少子化社会が、親の意識を変えました。小学校からでも、幼稚園からでもなく、「生まれる前から」子どもへの英才教育プログラムを検討し始める時代。早期教育のニーズに応えるための市場が拡大し続けています。

こうした動向を踏まえ、株式会社サーキュレーション と株式会社SEEDATA (博報堂DYグループ)は、共催セミナー「早期教育市場におけるビジネスチャンス ~早期教育に先進的に取り組んでいる母親『早育ママ』の動向分析から~」を開催しました。先進的な消費者群をリサーチするSEEDATAが見出した「早期教育に力を注ぐ母親」のトレンドから、この分野での新規事業創出につながるヒントを得ることが目的。多数の新規事業担当者を迎えて行った、当日のセミナーの模様をご紹介します。

「早期教育」の市場は拡大し続けている。胎教を早期教育の一部として考えている人も

小尻恭平さん(SEEDATA チーフアナリスト):

本日のセミナーは、早期教育に関連する市場の動向を知り、リサーチ対象者の考え方を元に新規事業のアイデアを生み出すというステップで進めていきます。

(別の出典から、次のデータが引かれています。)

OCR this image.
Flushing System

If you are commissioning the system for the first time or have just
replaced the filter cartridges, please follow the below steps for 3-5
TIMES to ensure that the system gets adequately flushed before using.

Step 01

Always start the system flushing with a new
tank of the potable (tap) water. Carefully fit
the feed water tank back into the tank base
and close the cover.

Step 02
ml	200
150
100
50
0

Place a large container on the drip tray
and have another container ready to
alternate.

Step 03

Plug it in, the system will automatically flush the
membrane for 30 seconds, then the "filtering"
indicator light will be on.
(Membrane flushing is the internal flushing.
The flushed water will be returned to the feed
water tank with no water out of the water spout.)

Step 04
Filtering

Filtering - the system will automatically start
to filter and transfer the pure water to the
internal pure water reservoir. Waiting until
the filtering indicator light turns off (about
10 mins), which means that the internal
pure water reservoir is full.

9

私たちが今回トライブ(先進的な消費者群)としてリサーチした”早育ママ”とは、就学前(6歳前)の子どもの教育に力を入れている母親を指します。中には、生まれる前の胎教も早期教育の一部として考えている人も。こうした早育ママの考え方を知り、皆さんと一緒に新規事業の種を見つけたいと思います。

そもそも、なぜ早期教育が注目されているのでしょうか。一つには、少子化に伴い子ども1人あたりに対する教育投資額が増加しているという背景があります。また、核家族化が進み地域社会でのつながりが薄れる中で、子育てについて相談できる相手が少なく、親が教育への自信をなくしているという理由も考えられます。

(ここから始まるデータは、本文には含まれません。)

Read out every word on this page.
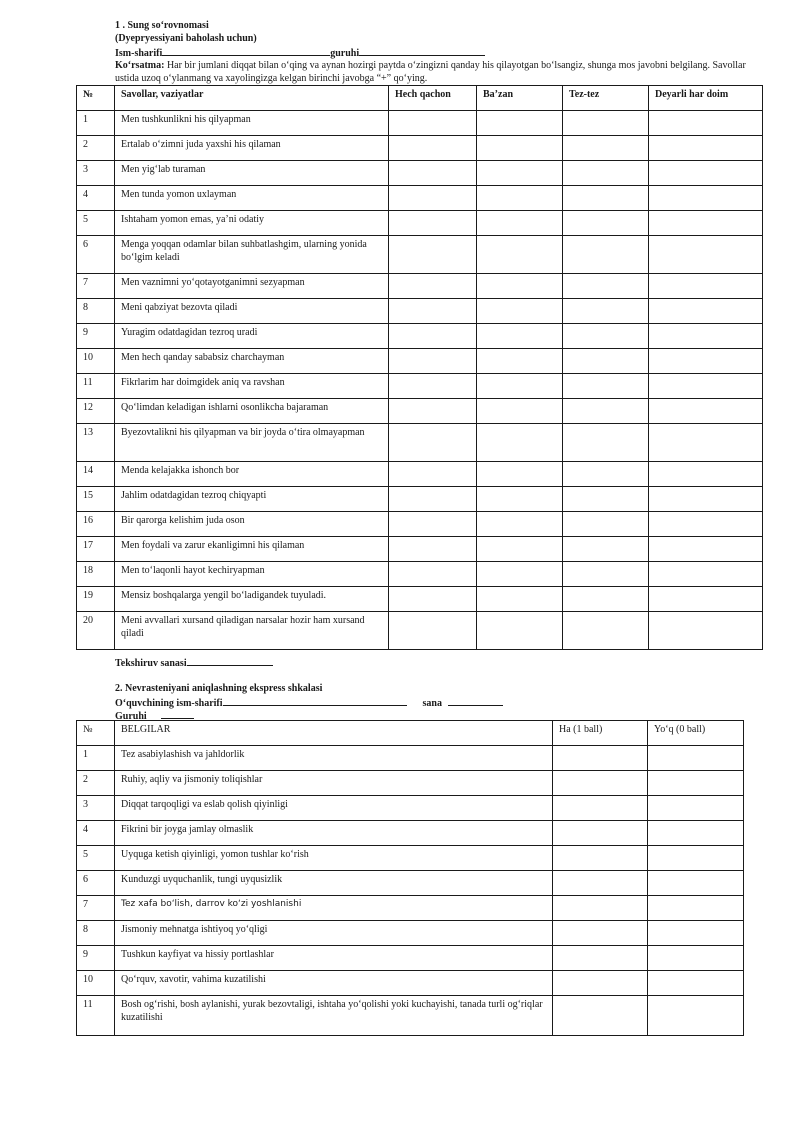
1 . Sung so‘rovnomasi
(Dyepryessiyani baholash uchun)
Ism-sharifi	guruhi
Ko‘rsatma: Har bir jumlani diqqat bilan o‘qing va aynan hozirgi paytda o‘zingizni qanday his qilayotgan bo‘lsangiz, shunga mos javobni belgilang. Savollar ustida uzoq o‘ylanmang va xayolingizga kelgan birinchi javobga “+” qo‘ying.
№	Savollar, vaziyatlar	Hech qachon	Ba’zan	Tez-tez	Deyarli har doim
1	Men tushkunlikni his qilyapman				
2	Ertalab o‘zimni juda yaxshi his qilaman				
3	Men yig‘lab turaman				
4	Men tunda yomon uxlayman				
5	Ishtaham yomon emas, ya’ni odatiy				
6	Menga yoqqan odamlar bilan suhbatlashgim, ularning yonida bo‘lgim keladi				
7	Men vaznimni yo‘qotayotganimni sezyapman				
8	Meni qabziyat bezovta qiladi				
9	Yuragim odatdagidan tezroq uradi				
10	Men hech qanday sababsiz charchayman				
11	Fikrlarim har doimgidek aniq va ravshan				
12	Qo‘limdan keladigan ishlarni osonlikcha bajaraman				
13	Byezovtalikni his qilyapman va bir joyda o‘tira olmayapman				
14	Menda kelajakka ishonch bor				
15	Jahlim odatdagidan tezroq chiqyapti				
16	Bir qarorga kelishim juda oson				
17	Men foydali va zarur ekanligimni his qilaman				
18	Men to‘laqonli hayot kechiryapman				
19	Mensiz boshqalarga yengil bo‘ladigandek tuyuladi.				
20	Meni avvallari xursand qiladigan narsalar hozir ham xursand qiladi				
Tekshiruv sanasi
2. Nevrasteniyani aniqlashning ekspress shkalasi
O‘quvchining ism-sharifi	sana
Guruhi
№	BELGILAR	Ha (1 ball)	Yo‘q (0 ball)
1	Tez asabiylashish va jahldorlik		
2	Ruhiy, aqliy va jismoniy toliqishlar		
3	Diqqat tarqoqligi va eslab qolish qiyinligi		
4	Fikrini bir joyga jamlay olmaslik		
5	Uyquga ketish qiyinligi, yomon tushlar ko‘rish		
6	Kunduzgi uyquchanlik, tungi uyqusizlik		
7	Tez xafa bo‘lish, darrov ko‘zi yoshlanishi		
8	Jismoniy mehnatga ishtiyoq yo‘qligi		
9	Tushkun kayfiyat va hissiy portlashlar		
10	Qo‘rquv, xavotir, vahima kuzatilishi		
11	Bosh og‘rishi, bosh aylanishi, yurak bezovtaligi, ishtaha yo‘qolishi yoki kuchayishi, tanada turli og‘riqlar kuzatilishi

“幼いうちから子どもに高いレベルの教育を受けさせたい”というニーズに対して、幼稚園や保育所はネイティブスピーカーによる英語教育を充実させるなど、新たな対応を始めています。岐阜県のとある幼稚園は英語教育を主体としたプレスクールに転換し、地域で好評を博しています。早期教育に関するアプリも続々と開発・提供されるようになりました。今後もこの流れが続き、市場が拡大していくと見込まれています。

早育ママの実際の発言から”破壊的仮説”を導く

早期教育を取り巻く市場の動きが共有された後は、来場者参加型のワークショップが行われました。

まずは「早育ママ」へのインタビュー結果を読み込み、気になる発言や目新しさを感じた内容について、参加者それぞれがピックアップしていきます。リサーチ対象者の発言の裏側にどんな考え方が潜んでいるのかを考える作業です。ここで見つけた事実(FACT)を、新規事業アイデアの源となる解釈(FINDINGS)につなげます。

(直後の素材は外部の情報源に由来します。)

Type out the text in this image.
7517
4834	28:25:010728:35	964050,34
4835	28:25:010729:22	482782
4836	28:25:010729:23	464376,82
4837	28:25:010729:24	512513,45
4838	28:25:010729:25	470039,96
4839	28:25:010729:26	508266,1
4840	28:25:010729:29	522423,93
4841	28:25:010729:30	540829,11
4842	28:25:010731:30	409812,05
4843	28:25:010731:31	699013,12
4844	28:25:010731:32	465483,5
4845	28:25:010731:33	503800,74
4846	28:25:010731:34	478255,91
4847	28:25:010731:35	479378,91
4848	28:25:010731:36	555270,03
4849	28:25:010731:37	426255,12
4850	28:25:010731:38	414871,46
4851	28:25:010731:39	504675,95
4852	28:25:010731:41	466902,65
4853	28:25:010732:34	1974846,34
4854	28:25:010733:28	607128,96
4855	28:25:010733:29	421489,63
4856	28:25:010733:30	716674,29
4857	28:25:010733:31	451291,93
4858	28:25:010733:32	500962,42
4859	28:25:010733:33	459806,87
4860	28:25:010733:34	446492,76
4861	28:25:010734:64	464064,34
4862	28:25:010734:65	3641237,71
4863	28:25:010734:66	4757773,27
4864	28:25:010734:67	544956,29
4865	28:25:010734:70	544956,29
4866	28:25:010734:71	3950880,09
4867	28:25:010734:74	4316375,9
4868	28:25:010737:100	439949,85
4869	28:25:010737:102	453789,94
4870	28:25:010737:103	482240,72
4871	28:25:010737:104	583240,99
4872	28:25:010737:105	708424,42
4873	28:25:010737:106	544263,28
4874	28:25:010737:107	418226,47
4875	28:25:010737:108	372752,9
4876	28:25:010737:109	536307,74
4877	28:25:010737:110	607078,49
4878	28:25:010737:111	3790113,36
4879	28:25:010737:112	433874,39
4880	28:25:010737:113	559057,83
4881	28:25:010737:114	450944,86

ファシリテーターを務める小尻さんからは、「できるだけ飛躍した発想でFINDINGSを導くことが、ユニークなアイデアを生むカギです。ぜひ”破壊的な仮説”を立ててください」というアドバイスもありました。

発見したFACTと導き出したFINDINGSは、参加者が2人1組になって共有。互いに異なる注目点や考え方を知ることで、イノベーションのヒントを見つけます。共有の時間をきっかけに、新しいFINDINGSも生まれていました。

「ママ友インフルエンサー」や「早育不安の解消サービス」が生まれる?

セミナーの終盤では、参加者から全体へ、FINDINGSの共有を行いました。

ある参加者は、「”子どもを東大へ現役合格させたママの本”を参考にしている」「子どもには飛び級のように上の学年の授業内容を学ばせたい」という早育ママのコメントに注目。

「早期教育の成果は、ママ友の間での地位向上につながるのではないか。こうした人は、他の早育ママに影響を与えるインフルエンサーになれる可能性もある。”子どもが○○検定に合格した”といった情報をSNSなどで発信する早育ママが増えていきそう」と予測していました。

また、「早い段階から子どもにさまざまなことを学ばせるのは、周囲の友だちに負けないようにしたいから」「何もしないと、子どもが自信喪失に陥ってしまいそう」「英語をマスターしないと、将来的に十分な収入を得られないのではないか」など、「不安」から早期教育に取り組むママの声に注目する人も。

明確な根拠はなくても、早期教育の動きが広がる中で不安を抱える親が増えそう。こうした不安を払拭できるような長期スパンのビジネスや、ポジティブな情報を伝えるサービスも求められていくのではないか」と話していました。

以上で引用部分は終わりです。